Particularly that opioid addiction was particularly bad in the Southern states, especially among white southerners, which the author claims possibly had the highest rates of addiction in the world at that time.

As others have stated above, the start of many of these addictions was a result of treatment for wounds, sickness, etc. Other contributing factors, were to turn to drugs as an escape from the grief of the loss of family members in the war, escape from the loss of wealth, inability to cope with their changed social world.

Source:
https://www.journalofthecivilwarera.org/2016/11/civil-war-veterans-opiate-addiction-gilded-age/
 
I found a very interesting article on the subject of opioid addiction in post Civil War America. The author makes some claims that I was previously unaware of.

Particularly that opioid addiction was particularly bad in the Southern states, especially among white southerners, which the author claims possibly had the highest rates of addiction in the world at that time.

As others have stated above, the start of many of these addictions was a result of treatment for wounds, sickness, etc. Other contributing factors, were to turn to drugs as an escape from the grief of the loss of family members in the war, escape from the loss of wealth, inability to cope with their changed social world.

Source:
https://www.journalofthecivilwarera.org/2016/11/civil-war-veterans-opiate-addiction-gilded-age/

Thanks for sharing the article. A good read. The professor who gave the lecture specifically discussed the case of Captain Chappell, who was wounded in Pickett's Charge. Instead of being treated as a hero, as others were, he was shamed and stigmatized because of his addiction, and denied a pension, leaving him and his family in poverty. Sad story.

Digging into my own past I discovered that when the widow of one of my Confederate ancestors filed her pension application, she listed his cause of death as inflammation of a gunshot wound he'd received at the 3rd Battle of Winchester--36 years earlier. Then when I later found his widow's death certificate I was surprised to find that it said she died of "morphine habitual. Probably an overdose of morphine." My theory is that her husband was on morphine for all those years because of his unhealed wound and that she ended up hooked on it too. Whether that's the story or not, that sort of thing was sadly all too common.
 
Thanks for sharing the article. A good read. The professor who gave the lecture specifically discussed the case of Captain Chappell, who was wounded in Pickett's Charge. Instead of being treated as a hero, as others were, he was shamed and stigmatized because of his addiction, and denied a pension, leaving him and his family in poverty. Sad story.

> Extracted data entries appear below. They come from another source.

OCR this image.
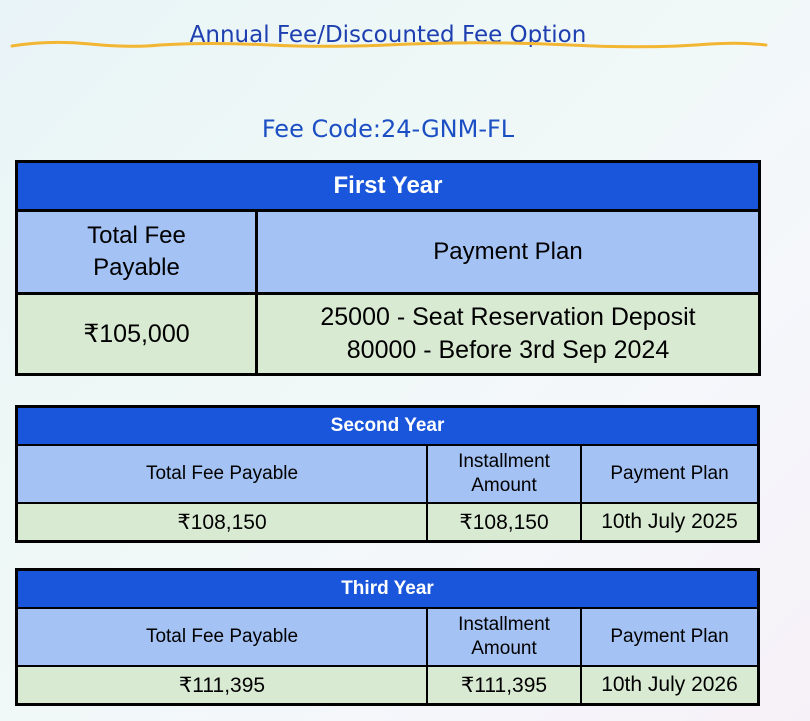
Annual Fee/Discounted Fee Option
Fee Code:24-GNM-FL
First Year	

Total Fee Payable	Payment Plan
₹105,000	25000 - Seat Reservation Deposit
80000 - Before 3rd Sep 2024
Second Year		
Total Fee Payable	Installment Amount	Payment Plan
₹108,150	₹108,150	10th July 2025
Third Year		
Total Fee Payable	Installment Amount	Payment Plan
₹111,395	₹111,395	10th July 2026
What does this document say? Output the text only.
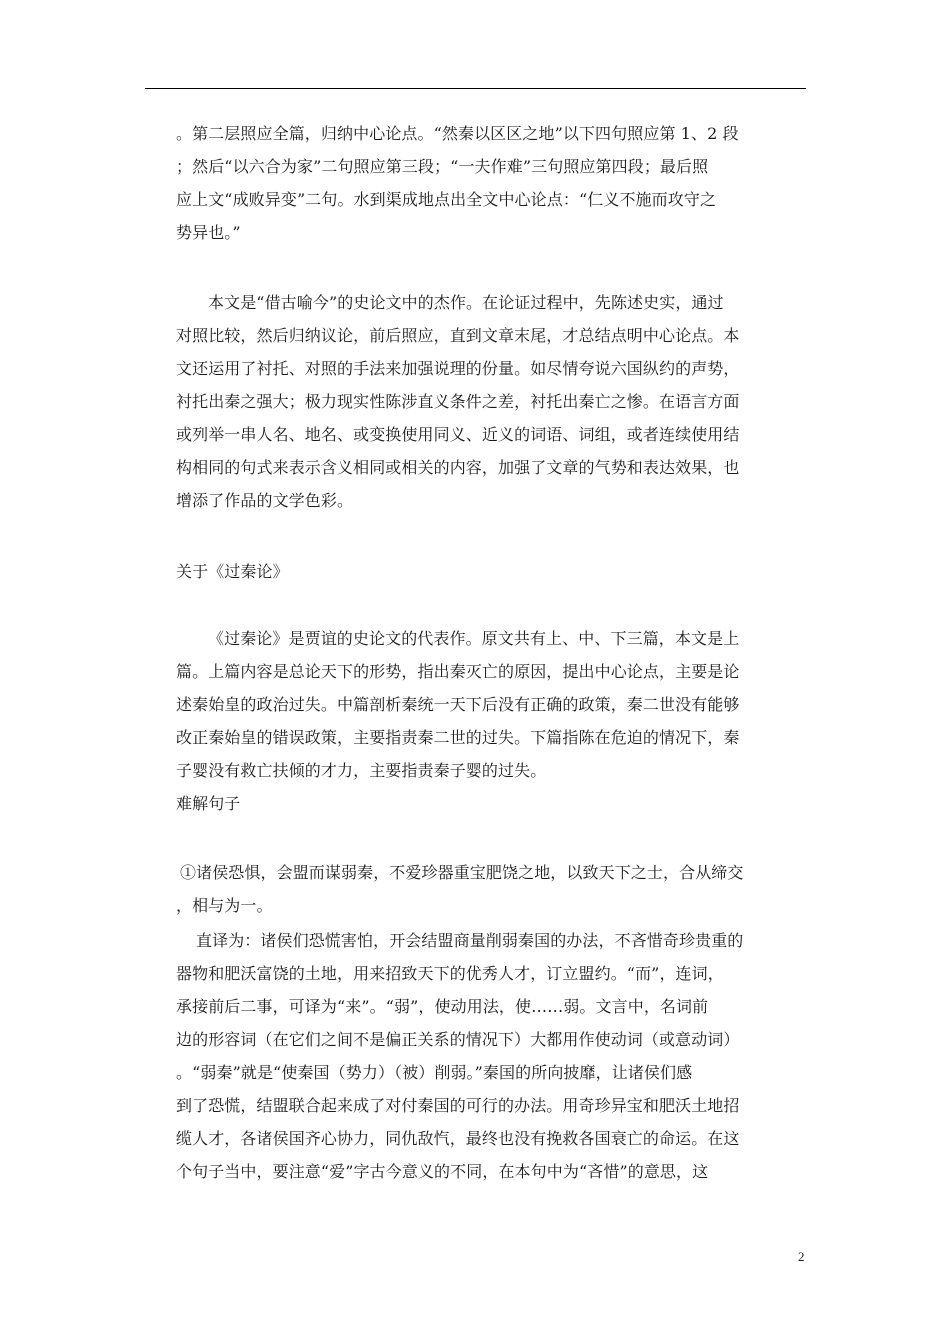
。第二层照应全篇，归纳中心论点。“然秦以区区之地”以下四句照应第 1、2 段
；然后“以六合为家”二句照应第三段；“一夫作难”三句照应第四段；最后照
应上文“成败异变”二句。水到渠成地点出全文中心论点：“仁义不施而攻守之
势异也。”
本文是“借古喻今”的史论文中的杰作。在论证过程中，先陈述史实，通过
对照比较，然后归纳议论，前后照应，直到文章末尾，才总结点明中心论点。本
文还运用了衬托、对照的手法来加强说理的份量。如尽情夸说六国纵约的声势，
衬托出秦之强大；极力现实性陈涉直义条件之差，衬托出秦亡之惨。在语言方面
或列举一串人名、地名、或变换使用同义、近义的词语、词组，或者连续使用结
构相同的句式来表示含义相同或相关的内容，加强了文章的气势和表达效果，也
增添了作品的文学色彩。
关于《过秦论》
《过秦论》是贾谊的史论文的代表作。原文共有上、中、下三篇，本文是上
篇。上篇内容是总论天下的形势，指出秦灭亡的原因，提出中心论点，主要是论
述秦始皇的政治过失。中篇剖析秦统一天下后没有正确的政策，秦二世没有能够
改正秦始皇的错误政策，主要指责秦二世的过失。下篇指陈在危迫的情况下，秦
子婴没有救亡扶倾的才力，主要指责秦子婴的过失。
难解句子
①诸侯恐惧，会盟而谋弱秦，不爱珍器重宝肥饶之地，以致天下之士，合从缔交
，相与为一。
直译为：诸侯们恐慌害怕，开会结盟商量削弱秦国的办法，不吝惜奇珍贵重的
器物和肥沃富饶的土地，用来招致天下的优秀人才，订立盟约。“而”，连词，
承接前后二事，可译为“来”。“弱”，使动用法，使……弱。文言中，名词前
边的形容词（在它们之间不是偏正关系的情况下）大都用作使动词（或意动词）
。“弱秦”就是“使秦国（势力）（被）削弱。”秦国的所向披靡，让诸侯们感
到了恐慌，结盟联合起来成了对付秦国的可行的办法。用奇珍异宝和肥沃土地招
缆人才，各诸侯国齐心协力，同仇敌忾，最终也没有挽救各国衰亡的命运。在这
个句子当中，要注意“爱”字古今意义的不同，在本句中为“吝惜”的意思，这
2
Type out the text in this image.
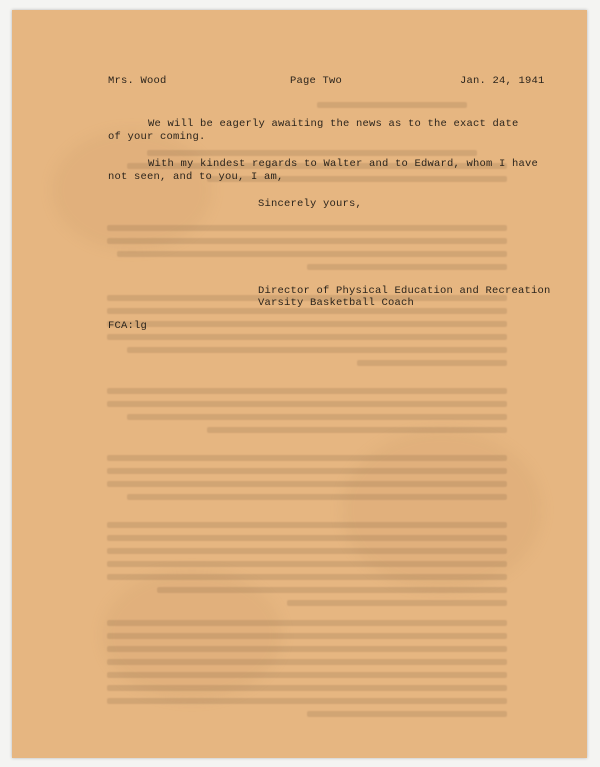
Mrs. Wood	Page Two	Jan. 24, 1941
We will be eagerly awaiting the news as to the exact date
of your coming.
With my kindest regards to Walter and to Edward, whom I have
not seen, and to you, I am,
Sincerely yours,
Director of Physical Education and Recreation
Varsity Basketball Coach
FCA:lg
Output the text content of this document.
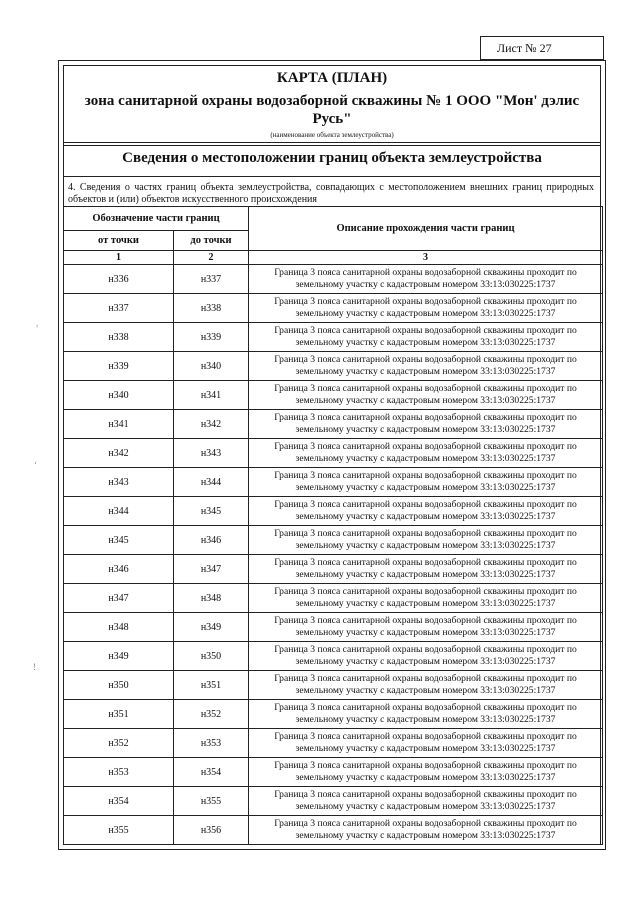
Лист № 27
КАРТА (ПЛАН)
зона санитарной охраны водозаборной скважины № 1 ООО "Мон' дэлис Русь"
(наименование объекта землеустройства)
Сведения о местоположении границ объекта землеустройства
4. Сведения о частях границ объекта землеустройства, совпадающих с местоположением внешних границ природных объектов и (или) объектов искусственного происхождения
Обозначение части границ		Описание прохождения части границ
от точки	до точки	
1	2	3
н336	н337	Граница 3 пояса санитарной охраны водозаборной скважины проходит по земельному участку с кадастровым номером 33:13:030225:1737
н337	н338	Граница 3 пояса санитарной охраны водозаборной скважины проходит по земельному участку с кадастровым номером 33:13:030225:1737
н338	н339	Граница 3 пояса санитарной охраны водозаборной скважины проходит по земельному участку с кадастровым номером 33:13:030225:1737
н339	н340	Граница 3 пояса санитарной охраны водозаборной скважины проходит по земельному участку с кадастровым номером 33:13:030225:1737
н340	н341	Граница 3 пояса санитарной охраны водозаборной скважины проходит по земельному участку с кадастровым номером 33:13:030225:1737
н341	н342	Граница 3 пояса санитарной охраны водозаборной скважины проходит по земельному участку с кадастровым номером 33:13:030225:1737
н342	н343	Граница 3 пояса санитарной охраны водозаборной скважины проходит по земельному участку с кадастровым номером 33:13:030225:1737
н343	н344	Граница 3 пояса санитарной охраны водозаборной скважины проходит по земельному участку с кадастровым номером 33:13:030225:1737
н344	н345	Граница 3 пояса санитарной охраны водозаборной скважины проходит по земельному участку с кадастровым номером 33:13:030225:1737
н345	н346	Граница 3 пояса санитарной охраны водозаборной скважины проходит по земельному участку с кадастровым номером 33:13:030225:1737
н346	н347	Граница 3 пояса санитарной охраны водозаборной скважины проходит по земельному участку с кадастровым номером 33:13:030225:1737
н347	н348	Граница 3 пояса санитарной охраны водозаборной скважины проходит по земельному участку с кадастровым номером 33:13:030225:1737
н348	н349	Граница 3 пояса санитарной охраны водозаборной скважины проходит по земельному участку с кадастровым номером 33:13:030225:1737
н349	н350	Граница 3 пояса санитарной охраны водозаборной скважины проходит по земельному участку с кадастровым номером 33:13:030225:1737
н350	н351	Граница 3 пояса санитарной охраны водозаборной скважины проходит по земельному участку с кадастровым номером 33:13:030225:1737
н351	н352	Граница 3 пояса санитарной охраны водозаборной скважины проходит по земельному участку с кадастровым номером 33:13:030225:1737
н352	н353	Граница 3 пояса санитарной охраны водозаборной скважины проходит по земельному участку с кадастровым номером 33:13:030225:1737
н353	н354	Граница 3 пояса санитарной охраны водозаборной скважины проходит по земельному участку с кадастровым номером 33:13:030225:1737
н354	н355	Граница 3 пояса санитарной охраны водозаборной скважины проходит по земельному участку с кадастровым номером 33:13:030225:1737
н355	н356	Граница 3 пояса санитарной охраны водозаборной скважины проходит по земельному участку с кадастровым номером 33:13:030225:1737
,
‘
!
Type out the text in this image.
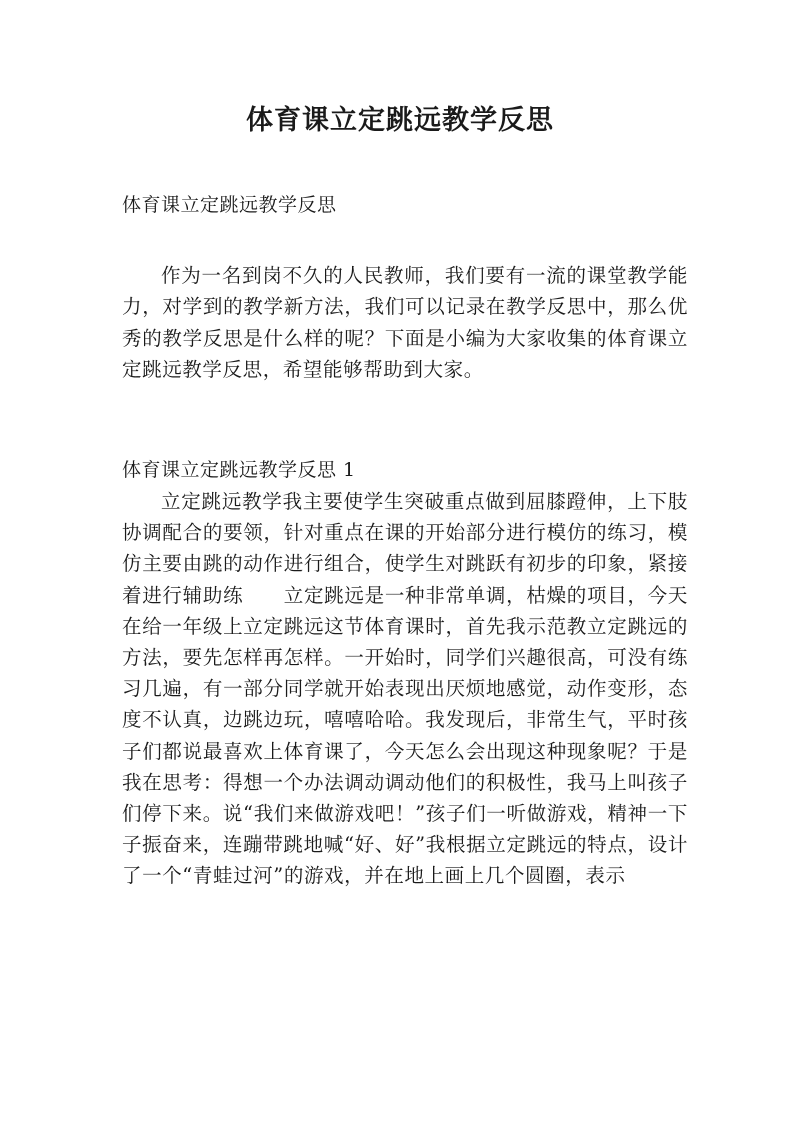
体育课立定跳远教学反思

体育课立定跳远教学反思

作为一名到岗不久的人民教师，我们要有一流的课堂教学能力，对学到的教学新方法，我们可以记录在教学反思中，那么优秀的教学反思是什么样的呢？下面是小编为大家收集的体育课立定跳远教学反思，希望能够帮助到大家。

体育课立定跳远教学反思 1

立定跳远教学我主要使学生突破重点做到屈膝蹬伸，上下肢协调配合的要领，针对重点在课的开始部分进行模仿的练习，模仿主要由跳的动作进行组合，使学生对跳跃有初步的印象，紧接着进行辅助练　　立定跳远是一种非常单调，枯燥的项目，今天在给一年级上立定跳远这节体育课时，首先我示范教立定跳远的方法，要先怎样再怎样。一开始时，同学们兴趣很高，可没有练习几遍，有一部分同学就开始表现出厌烦地感觉，动作变形，态度不认真，边跳边玩，嘻嘻哈哈。我发现后，非常生气，平时孩子们都说最喜欢上体育课了，今天怎么会出现这种现象呢？于是我在思考：得想一个办法调动调动他们的积极性，我马上叫孩子们停下来。说“我们来做游戏吧！”孩子们一听做游戏，精神一下子振奋来，连蹦带跳地喊“好、好”我根据立定跳远的特点，设计了一个“青蛙过河”的游戏，并在地上画上几个圆圈，表示
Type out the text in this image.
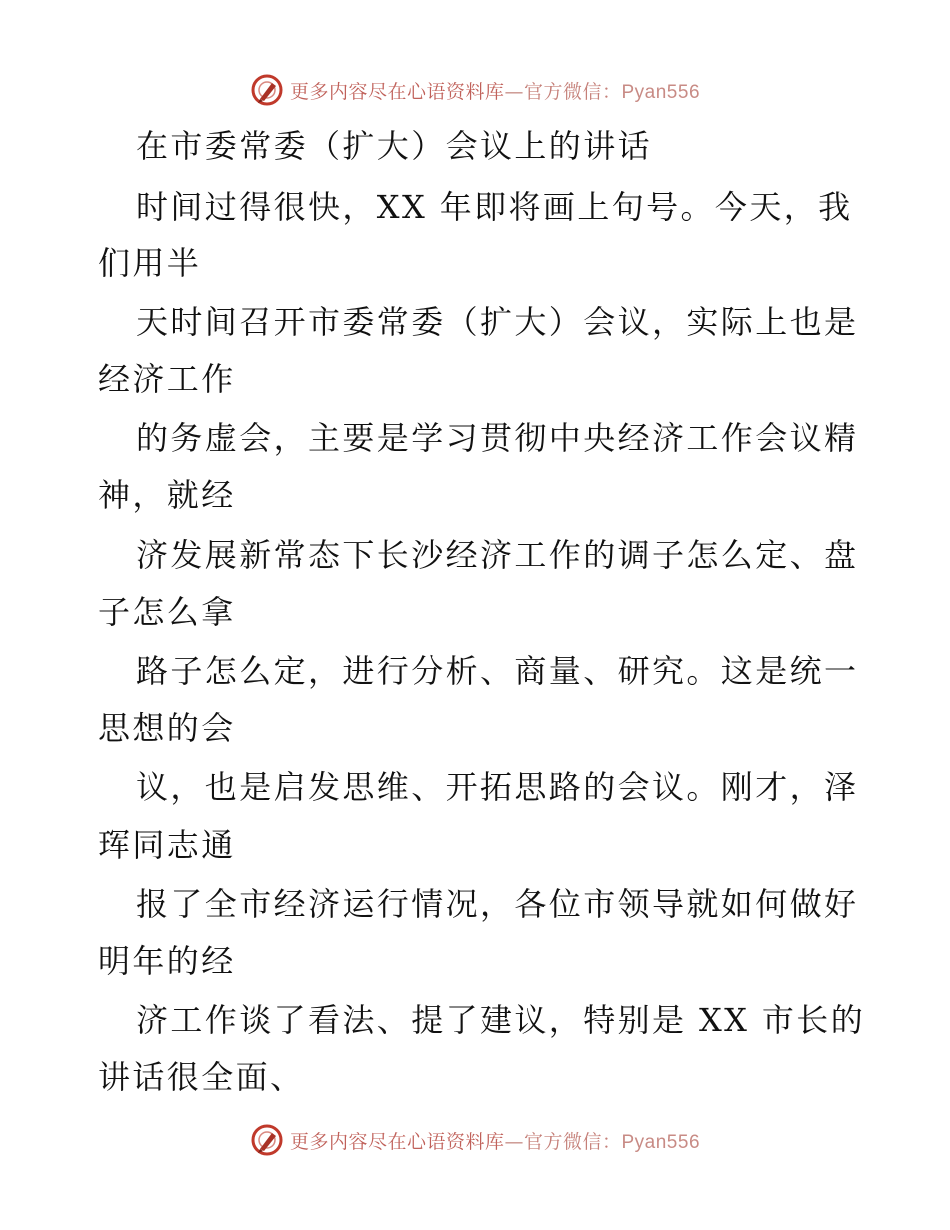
更多内容尽在心语资料库—官方微信：Pyan556
在市委常委（扩大）会议上的讲话
时间过得很快，XX 年即将画上句号。今天，我
们用半
天时间召开市委常委（扩大）会议，实际上也是
经济工作
的务虚会，主要是学习贯彻中央经济工作会议精
神，就经
济发展新常态下长沙经济工作的调子怎么定、盘
子怎么拿
路子怎么定，进行分析、商量、研究。这是统一
思想的会
议，也是启发思维、开拓思路的会议。刚才，泽
珲同志通
报了全市经济运行情况，各位市领导就如何做好
明年的经
济工作谈了看法、提了建议，特别是 XX 市长的
讲话很全面、
更多内容尽在心语资料库—官方微信：Pyan556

Digging into my own past I discovered that when the widow of one of my Confederate ancestors filed her pension application, she listed his cause of death as inflammation of a gunshot wound he'd received at the 3rd Battle of Winchester--36 years earlier. Then when I later found his widow's death certificate I was surprised to find that it said she died of "morphine habitual. Probably an overdose of morphine." My theory is that her husband was on morphine for all those years because of his unhealed wound and that she ended up hooked on it too. Whether that's the story or not, that sort of thing was sadly all too common.

Thanks for sharing, what tragic stories those are.

It just goes to show that so often the effects of war are felt on people far after the fighting stops.
 
I'm just guessing but that Era following the Civil War was fairly "lawless" . (At least on the movies.) A habit or addiction had to be supported or paid for some sort of way. Just like today. Probably A lot of Burglaries and robberies occurred to help pay for those drugs. Again just like today!
 
I'm just guessing but that Era following the Civil War was fairly "lawless" . (At least on the movies.) A habit or addiction had to be supported or paid for some sort of way. Just like today. Probably A lot of Burglaries and robberies occurred to help pay for those drugs. Again just like today!
It was legal and easily accessible back then. That criminalization was not attached to it made it cheap and socially acceptable.